That is why I want the industry to self-regulate with professional licensure first.
If we let politicians do it, they'll do it wrong. If we do it first, and push hard to have politicians adopt our system when they've decided that regulation will happen, then we have a chance that it won't be awful.
As for consultants, yes, that could be a problem. However, I think professional licensure would minimize that because requiring a Professional Software Engineer (PSWE) on a project means having someone there for the long term, dedicated to the project, which is antithetical to consultants game plan to run either short projects or many projects at once.
As for Big Tech monopolists, yes that could be a problem. However, I think professional licensure, with a Code of Ethics, would actually give the PSWE at such companies the ability to say no to such monopolization. And they would, if we could actually threaten loss of license.
So you are correct that my proposal isn't perfect, but I do think it minimizes the risk of bad things happening among the others.
I just hope it doesn't destroy the nice things.
If it does, well, this is why we can't have nice things.
What tends to happen with professional licensing is that barriers to entry are erected, reducing the supply of labour and artificially increasing the price of labour for existing software engineers.
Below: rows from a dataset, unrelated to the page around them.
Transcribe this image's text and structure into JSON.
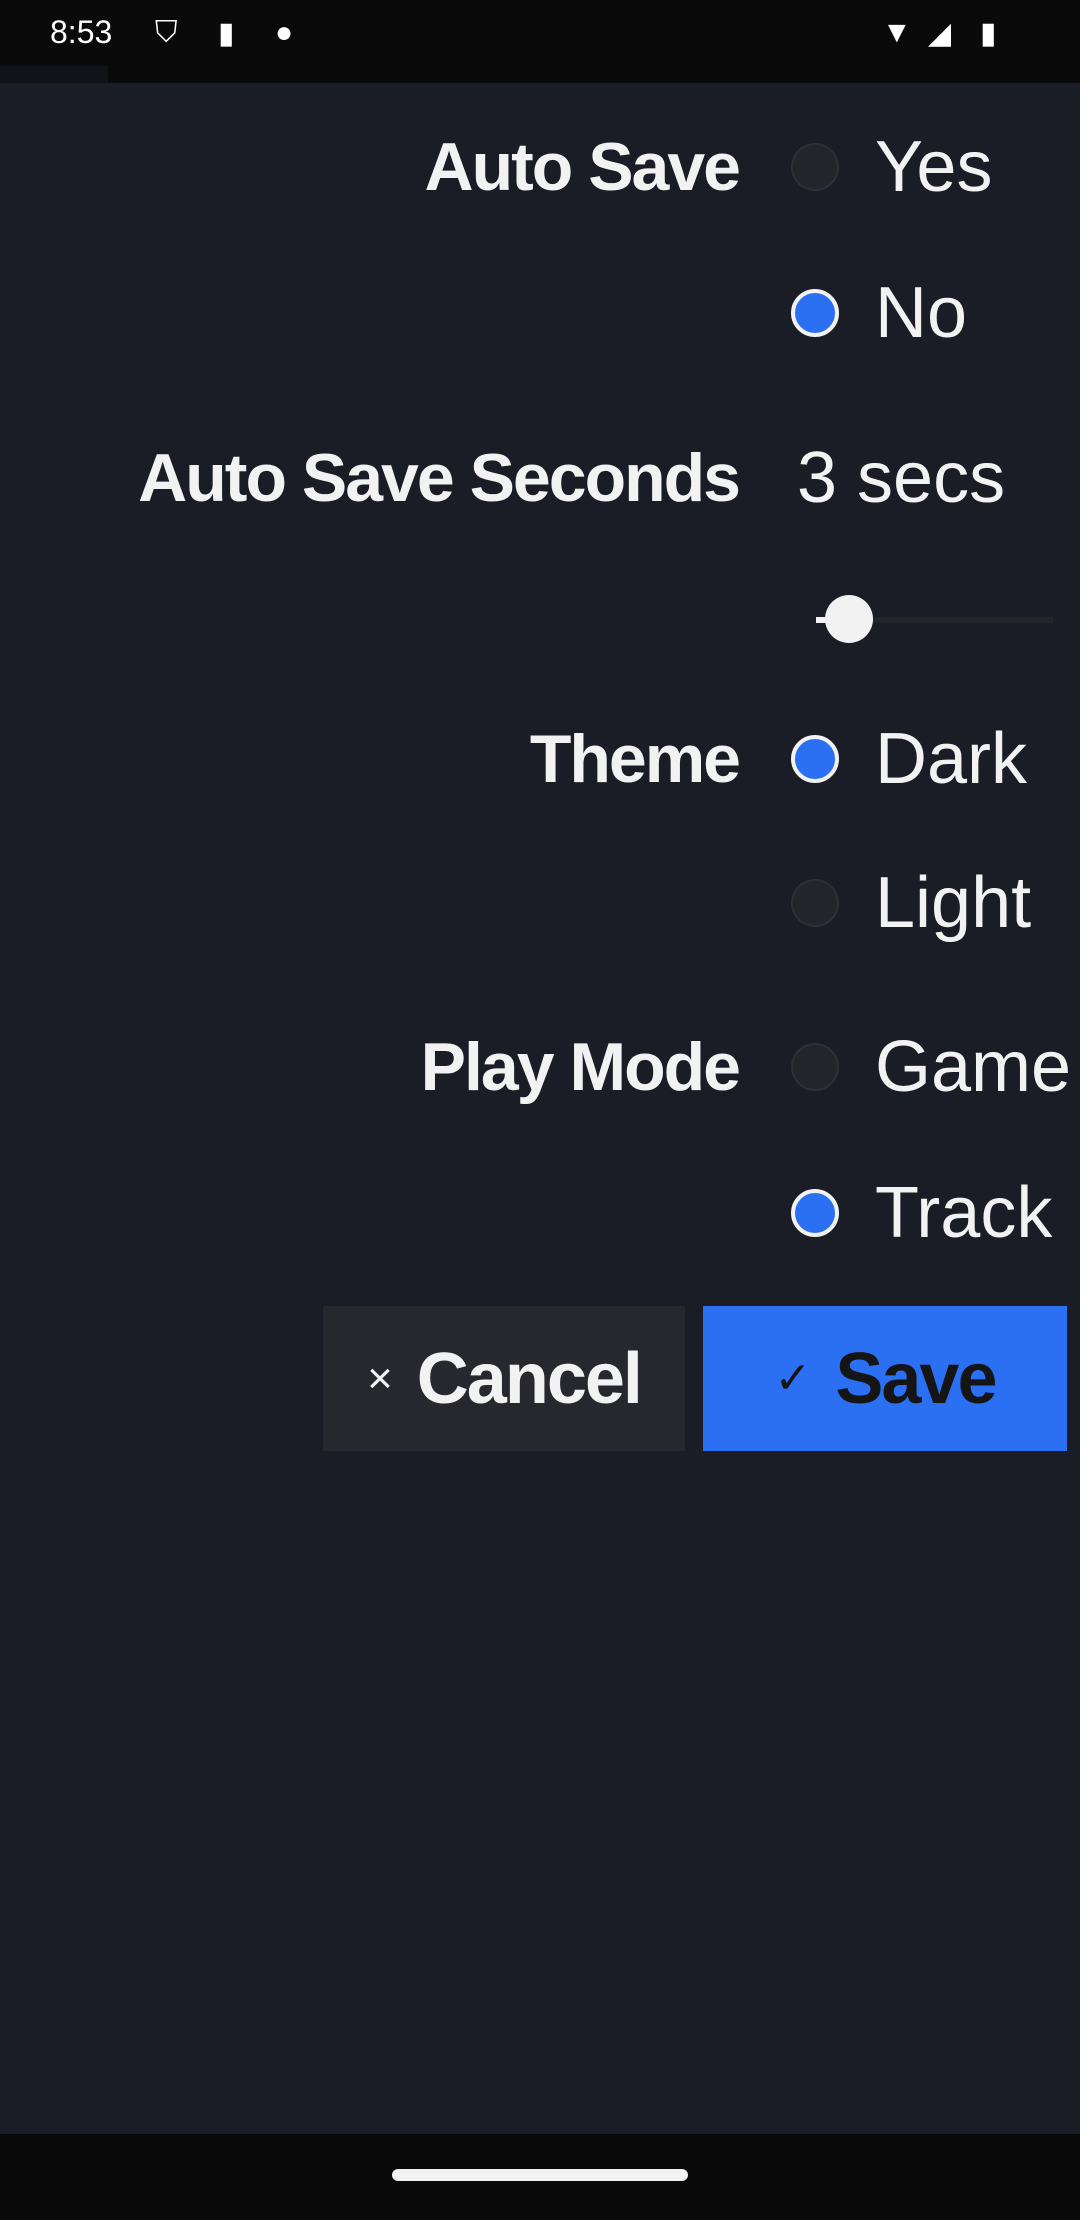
{
  "status_bar": {
    "time": "8:53",
    "icons": [
      "shield-icon",
      "sd-card-icon",
      "cat-icon",
      "wifi-icon",
      "signal-icon",
      "battery-icon"
    ]
  },
  "settings": {
    "auto_save": {
      "label": "Auto Save",
      "options": [
        "Yes",
        "No"
      ],
      "selected": "No"
    },
    "auto_save_seconds": {
      "label": "Auto Save Seconds",
      "value_text": "3 secs",
      "slider_value": 3
    },
    "theme": {
      "label": "Theme",
      "options": [
        "Dark",
        "Light"
      ],
      "selected": "Dark"
    },
    "play_mode": {
      "label": "Play Mode",
      "options": [
        "Game",
        "Track"
      ],
      "selected": "Track"
    }
  },
  "buttons": {
    "cancel": "Cancel",
    "save": "Save",
    "cancel_icon": "×",
    "save_icon": "✓"
  },
  "colors": {
    "accent": "#2b6ff2",
    "background": "#1a1d26"
  }
}
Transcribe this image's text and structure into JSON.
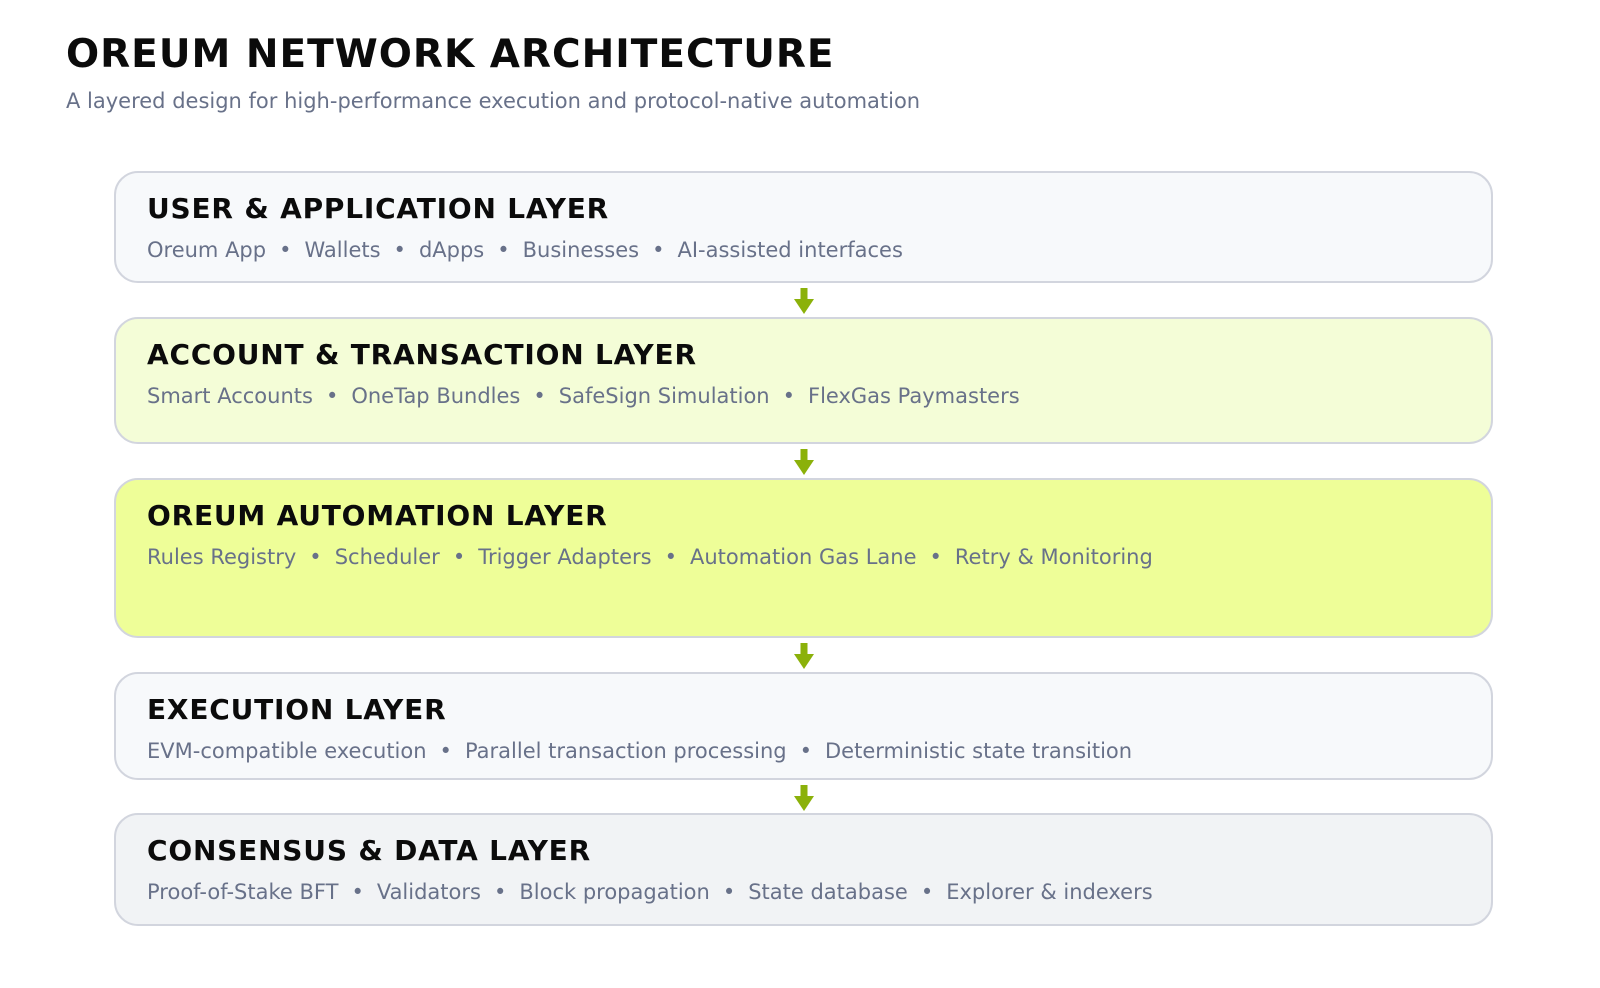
{
  "header": {
    "title": "OREUM NETWORK ARCHITECTURE",
    "subtitle": "A layered design for high-performance execution and protocol-native automation"
  },
  "colors": {
    "accent": "#8bb10a",
    "layer_light": "#f7f9fb",
    "layer_transaction": "#f4fdd7",
    "layer_automation": "#eefe98",
    "layer_consensus": "#f1f3f5",
    "border": "#d2d5de"
  },
  "separator": "•",
  "layers": [
    {
      "title": "USER & APPLICATION LAYER",
      "items": [
        "Oreum App",
        "Wallets",
        "dApps",
        "Businesses",
        "AI-assisted interfaces"
      ]
    },
    {
      "title": "ACCOUNT & TRANSACTION LAYER",
      "items": [
        "Smart Accounts",
        "OneTap Bundles",
        "SafeSign Simulation",
        "FlexGas Paymasters"
      ]
    },
    {
      "title": "OREUM AUTOMATION LAYER",
      "items": [
        "Rules Registry",
        "Scheduler",
        "Trigger Adapters",
        "Automation Gas Lane",
        "Retry & Monitoring"
      ]
    },
    {
      "title": "EXECUTION LAYER",
      "items": [
        "EVM-compatible execution",
        "Parallel transaction processing",
        "Deterministic state transition"
      ]
    },
    {
      "title": "CONSENSUS & DATA LAYER",
      "items": [
        "Proof-of-Stake BFT",
        "Validators",
        "Block propagation",
        "State database",
        "Explorer & indexers"
      ]
    }
  ],
  "connectors": [
    {
      "from": "USER & APPLICATION LAYER",
      "to": "ACCOUNT & TRANSACTION LAYER",
      "icon": "arrow-down-icon"
    },
    {
      "from": "ACCOUNT & TRANSACTION LAYER",
      "to": "OREUM AUTOMATION LAYER",
      "icon": "arrow-down-icon"
    },
    {
      "from": "OREUM AUTOMATION LAYER",
      "to": "EXECUTION LAYER",
      "icon": "arrow-down-icon"
    },
    {
      "from": "EXECUTION LAYER",
      "to": "CONSENSUS & DATA LAYER",
      "icon": "arrow-down-icon"
    }
  ]
}
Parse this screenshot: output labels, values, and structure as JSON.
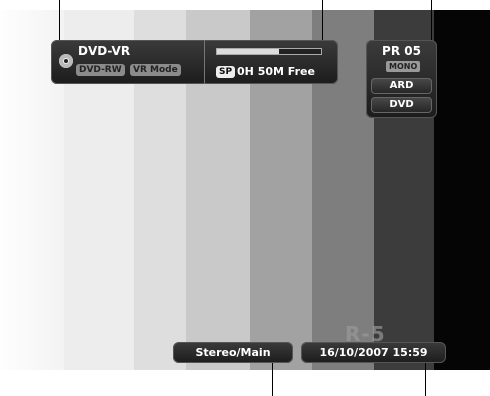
{
  "disc": {
    "type": "DVD-VR",
    "media_badge": "DVD-RW",
    "mode_badge": "VR Mode",
    "record_mode": "SP",
    "free_space": "0H 50M Free",
    "usage_fraction": 0.6
  },
  "program": {
    "number": "PR 05",
    "audio_badge": "MONO",
    "station": "ARD",
    "source": "DVD"
  },
  "audio": {
    "label": "Stereo/Main"
  },
  "clock": {
    "date_time": "16/10/2007  15:59"
  },
  "watermark": {
    "text": "R-5"
  },
  "colors": {
    "osd_background": "#2a2a2a",
    "osd_text": "#ffffff"
  },
  "icons": [
    "disc-icon"
  ]
}
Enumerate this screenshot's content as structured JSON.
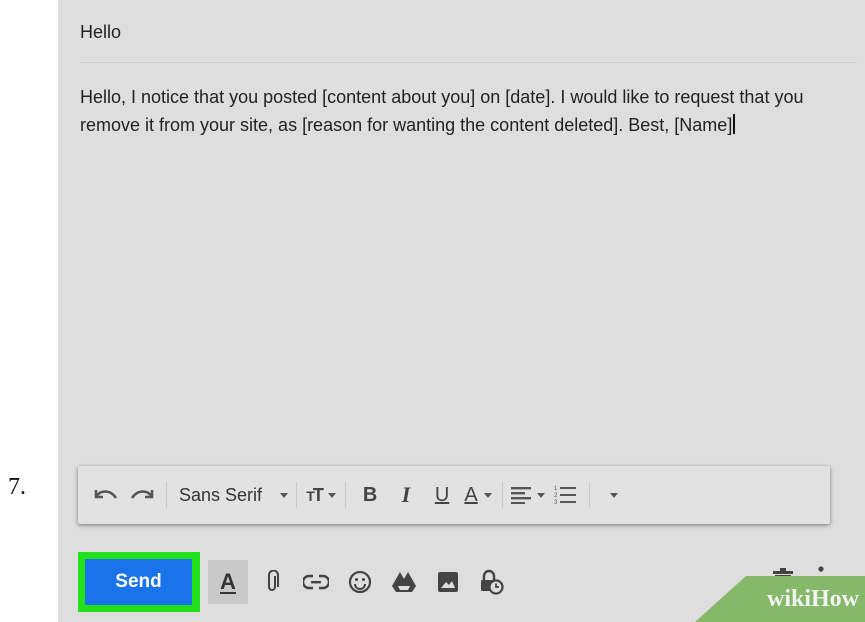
{
  "step": {
    "number": "7."
  },
  "compose": {
    "subject": "Hello",
    "body": "Hello, I notice that you posted [content about you] on [date]. I would like to request that you remove it from your site, as [reason for wanting the content deleted]. Best, [Name]"
  },
  "toolbar": {
    "font_family": "Sans Serif",
    "bold": "B",
    "italic": "I",
    "underline": "U",
    "text_color": "A",
    "icons": [
      "undo-icon",
      "redo-icon",
      "font-size-icon",
      "align-icon",
      "numbered-list-icon",
      "more-formatting-icon"
    ]
  },
  "bottom_bar": {
    "send_label": "Send",
    "formatting_label": "A",
    "icons": [
      "formatting-options-icon",
      "attach-icon",
      "link-icon",
      "emoji-icon",
      "drive-icon",
      "photo-icon",
      "confidential-icon",
      "trash-icon",
      "more-options-icon"
    ]
  },
  "watermark": {
    "brand_wiki": "wiki",
    "brand_how": "How"
  },
  "colors": {
    "send": "#1a73e8",
    "highlight": "#22e11b",
    "watermark": "#86b86a",
    "background": "#dedede"
  }
}
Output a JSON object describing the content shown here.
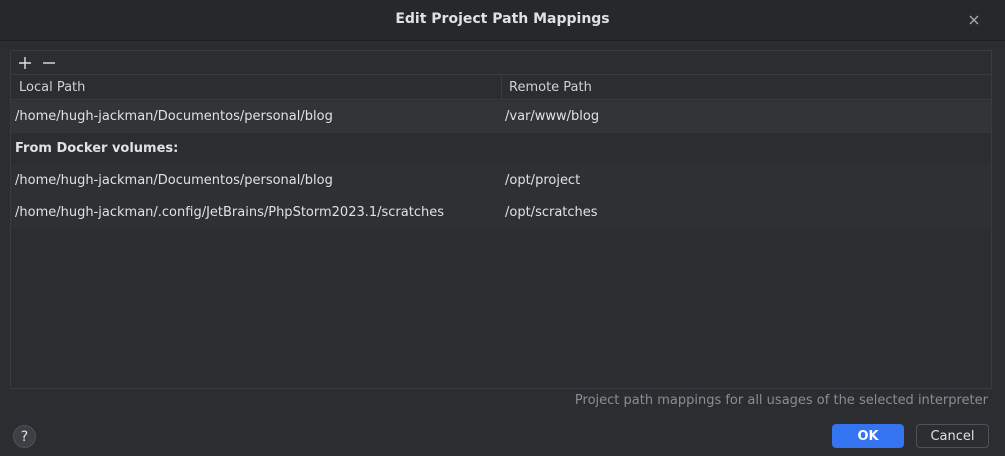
{
  "dialog": {
    "title": "Edit Project Path Mappings",
    "close_icon": "close-icon"
  },
  "toolbar": {
    "add_icon": "plus-icon",
    "remove_icon": "minus-icon"
  },
  "table": {
    "columns": [
      "Local Path",
      "Remote Path"
    ],
    "rows": [
      {
        "local": "/home/hugh-jackman/Documentos/personal/blog",
        "remote": "/var/www/blog"
      }
    ],
    "group_label": "From Docker volumes:",
    "docker_rows": [
      {
        "local": "/home/hugh-jackman/Documentos/personal/blog",
        "remote": "/opt/project"
      },
      {
        "local": "/home/hugh-jackman/.config/JetBrains/PhpStorm2023.1/scratches",
        "remote": "/opt/scratches"
      }
    ]
  },
  "hint": "Project path mappings for all usages of the selected interpreter",
  "footer": {
    "help_label": "?",
    "ok_label": "OK",
    "cancel_label": "Cancel"
  },
  "colors": {
    "accent": "#3574f0",
    "background": "#2b2d30"
  }
}
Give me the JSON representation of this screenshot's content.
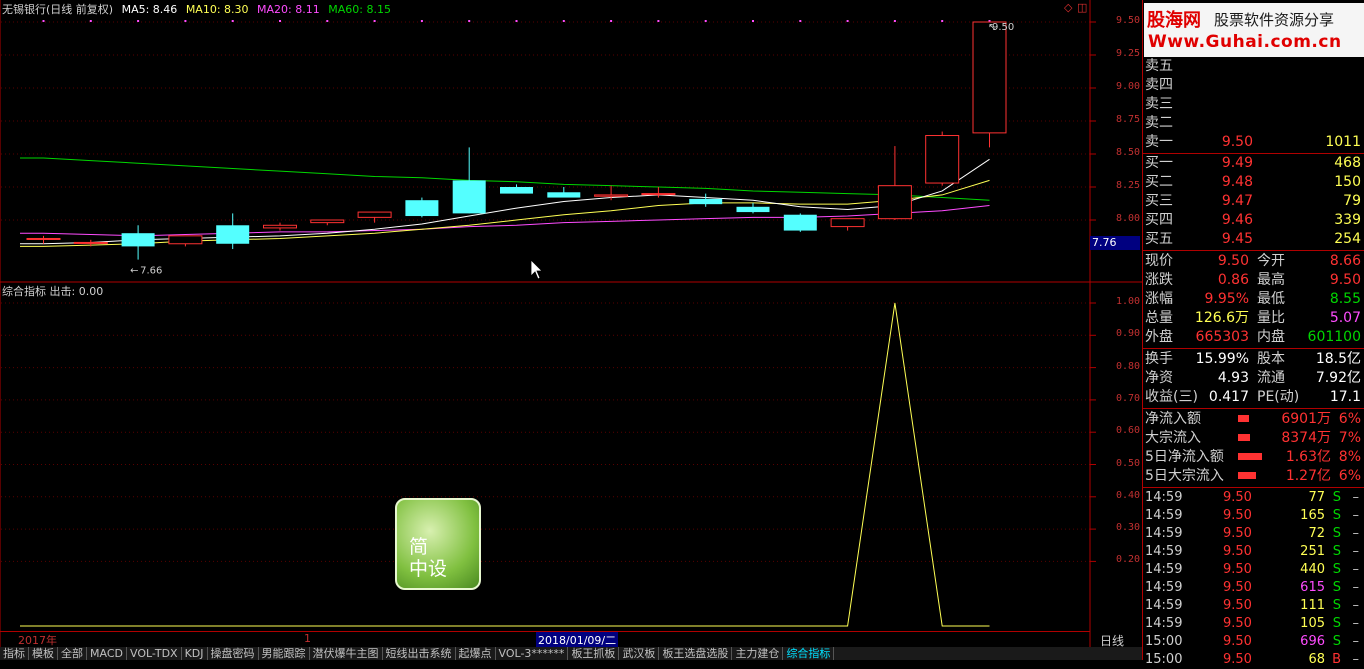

See cosmetology licenses for example: it is ludicrous that it is illegal to shampoo someone's hair in New York without completing a 1,000 hour course of study or having 5 years (!!!) of experience [1]. Yeah, sure, you shouldn't be spreading diseases or anything, but this is far, far beyond that.
A less ridiculous example: doctors. In the US, there is a hilariously restrictive number of residency places available, and this number is set by the government and backed by the American Medical Association. This inflates doctors' wages and makes it much harder to become a doctor than is necessary. There's a strong case for licensing doctors, but the particular way it's done in the US is obviously suboptimal.
My point is that yes, politicians writing regulations wrong will hurt the industry, but strangling the industry by limiting the number of software engineers can also cause harm.
I believe you know this already ("my proposal isn't perfect") so don't take this as an argument, I'm just making the possible downsides explicit and adding some detail.
Yes, I do, and I agree. This could go horribly wrong.
It also creates artificial scarcity which will easily 10X costs.
Dealing with security problems is much cheaper.
Such gatekeeping almost always ends up preventing new innovative entrants from coming in. It protects those who have the certification from competition. Thus leading to stagnation in the industry.
If you can’t tell I am deeply and profoundly cynical of systems like this. They always turn into rent extraction schemes for bureaucrats, consultants, etc.